It was a tense moment at the American Legion’s $1,000 bingo game in East Chicago, Ind. As the 25th and final number was called off one night last week, there was a stir of excitement at a corner table. One of the five women there gasped and screamed “Bingo!” On her orange card was the winning combination of numbers, all right. Then an attendant noticed something strange: one of the numbers on the winning card was printed slantwise. Suspicious, he asked the winner to come back next day to collect her check. Then he took the card to the printer, who quickly pronounced it a fake.

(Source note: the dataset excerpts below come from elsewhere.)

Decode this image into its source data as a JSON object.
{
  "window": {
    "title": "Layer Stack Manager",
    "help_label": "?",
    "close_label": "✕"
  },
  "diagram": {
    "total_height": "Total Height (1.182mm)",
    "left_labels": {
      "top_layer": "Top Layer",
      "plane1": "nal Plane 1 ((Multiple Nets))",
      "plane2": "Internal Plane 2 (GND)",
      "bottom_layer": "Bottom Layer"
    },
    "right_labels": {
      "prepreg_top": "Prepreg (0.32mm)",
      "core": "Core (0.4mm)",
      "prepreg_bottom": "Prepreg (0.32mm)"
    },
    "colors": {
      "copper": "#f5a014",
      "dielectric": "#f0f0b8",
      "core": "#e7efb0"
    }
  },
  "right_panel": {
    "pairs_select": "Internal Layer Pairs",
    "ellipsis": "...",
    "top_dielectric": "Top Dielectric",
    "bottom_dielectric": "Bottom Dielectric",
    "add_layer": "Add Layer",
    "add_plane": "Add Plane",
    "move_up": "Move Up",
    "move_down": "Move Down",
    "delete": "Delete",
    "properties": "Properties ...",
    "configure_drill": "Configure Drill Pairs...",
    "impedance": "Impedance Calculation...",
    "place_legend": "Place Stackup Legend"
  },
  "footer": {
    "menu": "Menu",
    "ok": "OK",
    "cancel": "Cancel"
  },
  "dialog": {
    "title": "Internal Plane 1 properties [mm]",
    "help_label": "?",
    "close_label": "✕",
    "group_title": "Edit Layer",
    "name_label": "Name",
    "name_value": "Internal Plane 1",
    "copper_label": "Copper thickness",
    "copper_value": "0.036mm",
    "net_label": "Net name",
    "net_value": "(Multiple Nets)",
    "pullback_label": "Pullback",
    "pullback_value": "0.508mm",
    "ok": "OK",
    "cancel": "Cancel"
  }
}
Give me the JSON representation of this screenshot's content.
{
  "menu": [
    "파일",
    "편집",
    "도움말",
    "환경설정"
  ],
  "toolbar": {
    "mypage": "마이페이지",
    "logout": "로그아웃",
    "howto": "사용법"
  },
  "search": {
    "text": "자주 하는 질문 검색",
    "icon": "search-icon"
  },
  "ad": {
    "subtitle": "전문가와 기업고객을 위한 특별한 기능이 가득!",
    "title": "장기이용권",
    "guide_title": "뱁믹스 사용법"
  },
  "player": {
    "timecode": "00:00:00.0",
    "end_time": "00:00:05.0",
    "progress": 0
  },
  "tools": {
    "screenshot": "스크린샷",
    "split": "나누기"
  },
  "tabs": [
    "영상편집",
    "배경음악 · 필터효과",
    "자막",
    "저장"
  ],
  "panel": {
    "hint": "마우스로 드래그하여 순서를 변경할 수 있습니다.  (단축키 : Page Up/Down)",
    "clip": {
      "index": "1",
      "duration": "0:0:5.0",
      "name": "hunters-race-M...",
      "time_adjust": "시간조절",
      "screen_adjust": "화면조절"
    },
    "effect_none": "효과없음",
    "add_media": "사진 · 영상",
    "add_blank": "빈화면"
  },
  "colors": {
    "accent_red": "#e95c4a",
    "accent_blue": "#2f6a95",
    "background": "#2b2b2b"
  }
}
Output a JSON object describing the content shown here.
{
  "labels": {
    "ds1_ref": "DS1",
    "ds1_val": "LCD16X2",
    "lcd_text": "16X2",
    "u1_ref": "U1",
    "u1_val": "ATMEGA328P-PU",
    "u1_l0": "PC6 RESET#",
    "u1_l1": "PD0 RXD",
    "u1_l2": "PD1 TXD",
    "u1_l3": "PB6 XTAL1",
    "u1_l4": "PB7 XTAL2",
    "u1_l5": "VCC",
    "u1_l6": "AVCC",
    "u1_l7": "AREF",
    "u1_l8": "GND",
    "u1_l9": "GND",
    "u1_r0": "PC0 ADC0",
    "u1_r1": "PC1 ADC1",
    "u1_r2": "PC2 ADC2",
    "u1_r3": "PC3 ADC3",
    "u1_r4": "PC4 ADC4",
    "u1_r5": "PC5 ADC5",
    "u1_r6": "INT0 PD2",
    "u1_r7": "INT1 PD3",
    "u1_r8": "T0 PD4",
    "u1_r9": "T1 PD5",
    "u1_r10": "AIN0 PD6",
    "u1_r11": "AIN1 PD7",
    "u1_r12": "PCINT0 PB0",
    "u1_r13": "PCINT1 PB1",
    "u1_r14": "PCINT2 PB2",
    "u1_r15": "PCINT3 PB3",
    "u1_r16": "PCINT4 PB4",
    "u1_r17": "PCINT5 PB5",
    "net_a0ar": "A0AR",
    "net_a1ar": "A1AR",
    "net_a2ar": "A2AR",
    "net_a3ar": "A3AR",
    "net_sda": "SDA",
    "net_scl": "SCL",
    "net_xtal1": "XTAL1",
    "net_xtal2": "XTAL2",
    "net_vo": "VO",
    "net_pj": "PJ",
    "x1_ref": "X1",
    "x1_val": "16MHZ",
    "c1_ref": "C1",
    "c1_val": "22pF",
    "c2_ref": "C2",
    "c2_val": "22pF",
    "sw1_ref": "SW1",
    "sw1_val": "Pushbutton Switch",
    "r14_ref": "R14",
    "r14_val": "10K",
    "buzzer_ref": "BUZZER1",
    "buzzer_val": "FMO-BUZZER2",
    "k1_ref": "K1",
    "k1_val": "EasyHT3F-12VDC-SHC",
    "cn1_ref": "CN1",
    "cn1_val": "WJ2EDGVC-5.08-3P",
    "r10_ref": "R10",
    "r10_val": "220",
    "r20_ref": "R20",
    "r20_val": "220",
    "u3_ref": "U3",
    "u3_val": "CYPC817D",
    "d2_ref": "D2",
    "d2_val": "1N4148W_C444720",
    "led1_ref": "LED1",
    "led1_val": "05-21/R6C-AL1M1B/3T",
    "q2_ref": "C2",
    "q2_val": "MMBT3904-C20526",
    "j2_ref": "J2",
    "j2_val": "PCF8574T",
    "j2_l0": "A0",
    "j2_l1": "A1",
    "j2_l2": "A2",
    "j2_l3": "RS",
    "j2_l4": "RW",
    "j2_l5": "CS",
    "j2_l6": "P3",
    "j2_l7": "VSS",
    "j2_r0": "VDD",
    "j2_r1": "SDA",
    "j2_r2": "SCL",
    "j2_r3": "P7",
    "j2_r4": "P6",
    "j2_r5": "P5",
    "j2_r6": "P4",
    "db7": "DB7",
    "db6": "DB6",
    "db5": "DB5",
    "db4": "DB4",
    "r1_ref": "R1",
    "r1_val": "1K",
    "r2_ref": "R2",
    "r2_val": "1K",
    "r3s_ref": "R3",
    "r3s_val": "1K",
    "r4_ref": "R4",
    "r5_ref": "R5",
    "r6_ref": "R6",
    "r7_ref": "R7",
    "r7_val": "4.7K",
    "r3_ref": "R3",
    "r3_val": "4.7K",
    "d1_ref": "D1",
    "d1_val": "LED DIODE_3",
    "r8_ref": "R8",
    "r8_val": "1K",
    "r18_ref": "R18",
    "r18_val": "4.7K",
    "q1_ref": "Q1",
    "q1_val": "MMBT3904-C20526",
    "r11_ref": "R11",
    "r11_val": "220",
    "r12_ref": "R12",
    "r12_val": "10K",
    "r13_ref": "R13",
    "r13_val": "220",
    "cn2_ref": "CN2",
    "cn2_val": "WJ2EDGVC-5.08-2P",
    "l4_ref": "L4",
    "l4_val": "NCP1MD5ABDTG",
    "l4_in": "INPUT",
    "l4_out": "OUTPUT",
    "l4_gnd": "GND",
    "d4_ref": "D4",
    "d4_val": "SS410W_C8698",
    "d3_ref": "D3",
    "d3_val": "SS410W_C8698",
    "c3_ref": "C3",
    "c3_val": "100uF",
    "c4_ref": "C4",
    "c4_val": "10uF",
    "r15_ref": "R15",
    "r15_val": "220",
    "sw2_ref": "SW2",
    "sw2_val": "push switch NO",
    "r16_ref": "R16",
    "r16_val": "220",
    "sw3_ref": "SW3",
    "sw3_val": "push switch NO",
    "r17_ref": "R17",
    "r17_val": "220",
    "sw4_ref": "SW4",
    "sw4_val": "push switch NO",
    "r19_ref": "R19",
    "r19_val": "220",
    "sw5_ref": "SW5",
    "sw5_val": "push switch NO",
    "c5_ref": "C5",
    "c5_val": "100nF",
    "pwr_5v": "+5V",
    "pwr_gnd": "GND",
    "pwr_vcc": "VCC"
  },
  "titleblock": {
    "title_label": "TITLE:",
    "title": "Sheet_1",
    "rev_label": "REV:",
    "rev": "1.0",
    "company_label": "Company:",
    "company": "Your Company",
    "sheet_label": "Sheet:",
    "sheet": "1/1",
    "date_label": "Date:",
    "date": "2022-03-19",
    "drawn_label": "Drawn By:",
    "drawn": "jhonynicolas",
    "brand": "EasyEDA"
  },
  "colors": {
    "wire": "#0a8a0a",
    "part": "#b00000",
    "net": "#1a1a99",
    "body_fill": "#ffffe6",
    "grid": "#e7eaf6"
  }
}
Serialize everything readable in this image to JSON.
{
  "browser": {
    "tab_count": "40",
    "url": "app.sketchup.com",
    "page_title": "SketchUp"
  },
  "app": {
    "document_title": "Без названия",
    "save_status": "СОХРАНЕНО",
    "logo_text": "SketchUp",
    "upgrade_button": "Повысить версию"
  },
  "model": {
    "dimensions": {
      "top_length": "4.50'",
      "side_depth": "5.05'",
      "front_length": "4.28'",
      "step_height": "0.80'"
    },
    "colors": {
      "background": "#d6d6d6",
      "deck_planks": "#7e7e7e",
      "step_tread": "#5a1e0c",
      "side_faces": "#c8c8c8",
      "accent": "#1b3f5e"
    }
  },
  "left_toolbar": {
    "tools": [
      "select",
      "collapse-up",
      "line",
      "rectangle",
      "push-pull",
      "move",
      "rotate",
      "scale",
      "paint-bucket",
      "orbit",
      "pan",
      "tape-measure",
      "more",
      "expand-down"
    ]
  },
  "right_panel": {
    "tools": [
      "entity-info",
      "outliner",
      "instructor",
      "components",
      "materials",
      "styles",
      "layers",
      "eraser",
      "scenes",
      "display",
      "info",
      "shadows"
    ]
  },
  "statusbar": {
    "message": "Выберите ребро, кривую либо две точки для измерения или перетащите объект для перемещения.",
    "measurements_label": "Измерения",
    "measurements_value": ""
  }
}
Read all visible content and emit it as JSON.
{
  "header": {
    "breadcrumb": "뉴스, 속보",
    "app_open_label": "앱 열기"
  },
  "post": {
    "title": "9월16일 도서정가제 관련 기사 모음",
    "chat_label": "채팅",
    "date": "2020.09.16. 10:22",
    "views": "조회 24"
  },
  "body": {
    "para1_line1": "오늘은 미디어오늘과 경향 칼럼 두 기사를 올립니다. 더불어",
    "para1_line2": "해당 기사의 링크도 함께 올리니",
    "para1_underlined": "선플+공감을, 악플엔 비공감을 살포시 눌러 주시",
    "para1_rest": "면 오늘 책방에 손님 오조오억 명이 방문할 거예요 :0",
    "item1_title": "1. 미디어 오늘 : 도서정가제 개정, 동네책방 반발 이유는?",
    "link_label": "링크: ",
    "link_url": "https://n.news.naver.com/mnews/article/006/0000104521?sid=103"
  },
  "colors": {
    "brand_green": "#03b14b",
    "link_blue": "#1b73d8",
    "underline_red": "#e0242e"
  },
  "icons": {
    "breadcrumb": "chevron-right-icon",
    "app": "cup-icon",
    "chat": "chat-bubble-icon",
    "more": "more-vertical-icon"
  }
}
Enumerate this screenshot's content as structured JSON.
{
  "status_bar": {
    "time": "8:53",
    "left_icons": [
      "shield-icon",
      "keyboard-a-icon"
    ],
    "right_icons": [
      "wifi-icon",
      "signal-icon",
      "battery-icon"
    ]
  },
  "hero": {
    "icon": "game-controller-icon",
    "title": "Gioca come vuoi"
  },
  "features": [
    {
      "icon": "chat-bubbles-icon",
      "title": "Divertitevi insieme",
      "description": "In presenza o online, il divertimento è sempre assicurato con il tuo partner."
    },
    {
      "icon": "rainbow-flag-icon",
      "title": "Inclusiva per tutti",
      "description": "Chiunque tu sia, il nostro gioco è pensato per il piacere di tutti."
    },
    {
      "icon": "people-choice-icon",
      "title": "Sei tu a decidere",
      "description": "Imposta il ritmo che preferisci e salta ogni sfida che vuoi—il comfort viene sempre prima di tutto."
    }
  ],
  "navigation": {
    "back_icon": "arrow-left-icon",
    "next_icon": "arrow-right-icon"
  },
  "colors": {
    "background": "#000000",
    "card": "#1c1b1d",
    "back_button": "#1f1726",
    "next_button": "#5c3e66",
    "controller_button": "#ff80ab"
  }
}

Reconstructing the card trick was simple. The five women had come in early in the evening, bought cards for the big $1,000 game, and appropriated the corner table. Some time during the evening, the woman with the “winning” card substituted a matching orange card with unnumbered squares from a supply in her automobile. Then, as the game proceeded, she took dies from her pocketbook and stamped winning numbers in the blanks, while her friends huddled around her.
Next day, when the winner returned with two of her companions, she demurely denied everything. The legion was unwilling to call in the police, for bingo games are illegal in Indiana. Finally the woman made a magnanimous gesture. “Well,” she said, “I guess the legion needs the $1,000, so I will forget the prize.” Then she and her companions got into a shiny new Cadillac sedan and drove off.